I set my bags down on the first empty expanse of floor I could find in the living room. My dad’s room was to the left, but there was no way I could sleep in there. He hadn’t died in there or anything—it had been a heart attack at the grocery store, mercifully quick, the doctors had told us—but still. It was my dad’s room.

I opened the door anyway, just to see inside. More magazines, stacked next to the bed and fanning out from where they’d toppled over. What had it been with him and magazines? I’d never even thought of him as much of a reader. But he’d been such a sucker for those commemorative magazines at the checkout aisle in particular, 100 Greatest Films or Remembering D-Day or Photographs That Changed the World.
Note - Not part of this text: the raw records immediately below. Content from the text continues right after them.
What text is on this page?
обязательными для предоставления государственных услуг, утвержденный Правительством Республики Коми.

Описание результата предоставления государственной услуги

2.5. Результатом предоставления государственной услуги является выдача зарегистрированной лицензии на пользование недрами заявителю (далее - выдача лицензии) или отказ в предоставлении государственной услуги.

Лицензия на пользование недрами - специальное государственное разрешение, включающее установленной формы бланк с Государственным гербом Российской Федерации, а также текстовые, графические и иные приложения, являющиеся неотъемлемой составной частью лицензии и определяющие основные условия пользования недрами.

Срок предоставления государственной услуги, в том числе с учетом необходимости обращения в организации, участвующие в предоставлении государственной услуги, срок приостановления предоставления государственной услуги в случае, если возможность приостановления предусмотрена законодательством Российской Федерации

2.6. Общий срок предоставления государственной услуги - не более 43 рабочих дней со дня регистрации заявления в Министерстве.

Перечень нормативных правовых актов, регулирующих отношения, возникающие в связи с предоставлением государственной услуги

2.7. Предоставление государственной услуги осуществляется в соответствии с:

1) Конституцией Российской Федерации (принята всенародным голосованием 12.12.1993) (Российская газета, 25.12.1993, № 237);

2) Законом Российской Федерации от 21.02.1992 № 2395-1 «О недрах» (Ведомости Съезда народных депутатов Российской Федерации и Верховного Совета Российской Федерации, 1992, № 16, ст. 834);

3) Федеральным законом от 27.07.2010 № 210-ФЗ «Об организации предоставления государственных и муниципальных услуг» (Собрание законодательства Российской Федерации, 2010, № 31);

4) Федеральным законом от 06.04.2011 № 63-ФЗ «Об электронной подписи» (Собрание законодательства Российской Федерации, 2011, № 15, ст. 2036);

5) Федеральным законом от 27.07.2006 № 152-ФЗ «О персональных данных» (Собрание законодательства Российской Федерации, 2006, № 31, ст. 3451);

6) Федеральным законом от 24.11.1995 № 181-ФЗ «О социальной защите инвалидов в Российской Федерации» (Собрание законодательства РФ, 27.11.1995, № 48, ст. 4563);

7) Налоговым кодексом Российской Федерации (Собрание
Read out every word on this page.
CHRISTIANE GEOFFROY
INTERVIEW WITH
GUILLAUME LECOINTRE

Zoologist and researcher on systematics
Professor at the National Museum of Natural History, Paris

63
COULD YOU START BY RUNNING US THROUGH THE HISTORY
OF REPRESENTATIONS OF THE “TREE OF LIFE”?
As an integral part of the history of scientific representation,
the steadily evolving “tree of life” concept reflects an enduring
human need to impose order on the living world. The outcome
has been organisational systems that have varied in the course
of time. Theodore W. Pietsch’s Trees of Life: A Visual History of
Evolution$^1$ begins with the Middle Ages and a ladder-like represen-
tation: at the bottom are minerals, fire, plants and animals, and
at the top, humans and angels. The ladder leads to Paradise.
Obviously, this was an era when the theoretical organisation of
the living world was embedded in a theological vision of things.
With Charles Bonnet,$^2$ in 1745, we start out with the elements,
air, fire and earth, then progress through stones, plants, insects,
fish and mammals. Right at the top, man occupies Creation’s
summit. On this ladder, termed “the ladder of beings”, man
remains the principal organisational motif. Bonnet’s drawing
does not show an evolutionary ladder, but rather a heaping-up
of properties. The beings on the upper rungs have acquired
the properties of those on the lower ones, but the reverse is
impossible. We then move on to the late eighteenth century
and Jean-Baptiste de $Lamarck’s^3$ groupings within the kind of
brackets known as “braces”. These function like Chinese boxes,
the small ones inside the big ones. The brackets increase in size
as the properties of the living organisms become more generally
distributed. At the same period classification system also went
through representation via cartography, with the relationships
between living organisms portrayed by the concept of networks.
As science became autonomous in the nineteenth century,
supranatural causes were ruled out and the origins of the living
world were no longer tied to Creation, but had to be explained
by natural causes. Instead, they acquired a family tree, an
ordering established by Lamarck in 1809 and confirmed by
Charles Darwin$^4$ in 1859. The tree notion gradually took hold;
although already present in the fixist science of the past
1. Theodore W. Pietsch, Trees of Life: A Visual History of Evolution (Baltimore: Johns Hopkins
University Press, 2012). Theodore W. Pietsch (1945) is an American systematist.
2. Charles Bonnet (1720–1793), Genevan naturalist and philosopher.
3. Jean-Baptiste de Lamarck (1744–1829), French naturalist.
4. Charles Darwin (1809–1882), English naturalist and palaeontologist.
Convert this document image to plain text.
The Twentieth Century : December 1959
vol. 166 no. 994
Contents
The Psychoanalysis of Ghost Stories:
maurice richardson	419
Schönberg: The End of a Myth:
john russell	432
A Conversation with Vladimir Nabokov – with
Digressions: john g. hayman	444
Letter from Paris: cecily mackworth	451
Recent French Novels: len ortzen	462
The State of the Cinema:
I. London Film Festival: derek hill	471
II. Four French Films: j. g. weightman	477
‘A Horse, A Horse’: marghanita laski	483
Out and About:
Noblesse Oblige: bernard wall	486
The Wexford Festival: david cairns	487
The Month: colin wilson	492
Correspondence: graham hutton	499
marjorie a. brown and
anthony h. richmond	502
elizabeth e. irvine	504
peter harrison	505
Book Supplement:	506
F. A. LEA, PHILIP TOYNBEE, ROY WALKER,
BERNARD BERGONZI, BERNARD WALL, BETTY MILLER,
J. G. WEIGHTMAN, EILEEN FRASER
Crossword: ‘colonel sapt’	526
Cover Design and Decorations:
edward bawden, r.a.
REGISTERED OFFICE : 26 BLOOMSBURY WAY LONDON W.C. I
Next, I checked out the kitchen, not expecting anything edible, but just hoping that there wasn’t some open bag of sugar that had fallen over in the pantry and been allowed to attract ants for the last six months. When I opened the fridge, it was surprisingly clean—and with a large bag of Kit Kats and a twenty-four pack of Mountain Dew inside.

There was a Post-it stuck to the Mountain Dew: WELCOME BACK, PHOEBE! written in sloppy capital letters. It wasn’t signed, but of course, there was only one other person who had keys to this place. And only one person who loved Mountain Dew so much he’d been arrested once trying to steal a six-foot-tall cardboard cutout of a two-liter from a gas station. He’d wanted it for his dorm room, he said.

I smiled to myself, shaking my head as I closed the fridge. It was actually kind of sweet that Conner had thought to leave me something. Sweet being the operative word, since I’d be in a sugar spiral in five seconds if I tried to subsist on his gifts alone. I’d have to go shopping in the morning.

But for now, I was exhausted, and all I wanted to do was peel off these coffee-stained pajama pants and fall into bed. I only hoped that my dad had kept the bed in my brother’s or my old room. My brother had lived in this house more recently than I had, leaving only three years ago when he’d transferred from community college to a campus a few hours away. But when I checked out his room, I saw that he must’ve taken his bed with him at some point, or else my dad had gotten rid of it. There were still some signs that he’d lived there, like the huge Red Dead Redemption poster he had hanging on one wall, but otherwise it was just an old table pushed to one corner, a couple laundry baskets filled with household items and not a piece of laundry in sight, and the pieces of a computer laid out on the floor like someone had been interrupted in the middle of putting it together.

It did something to me, seeing the computer like that. I could picture my dad working on it, could imagine him trying to explain to Conner how some of the parts went together and then getting impatient when Conner kept asking questions about some aspect of the process my dad hadn’t gotten around to explaining yet.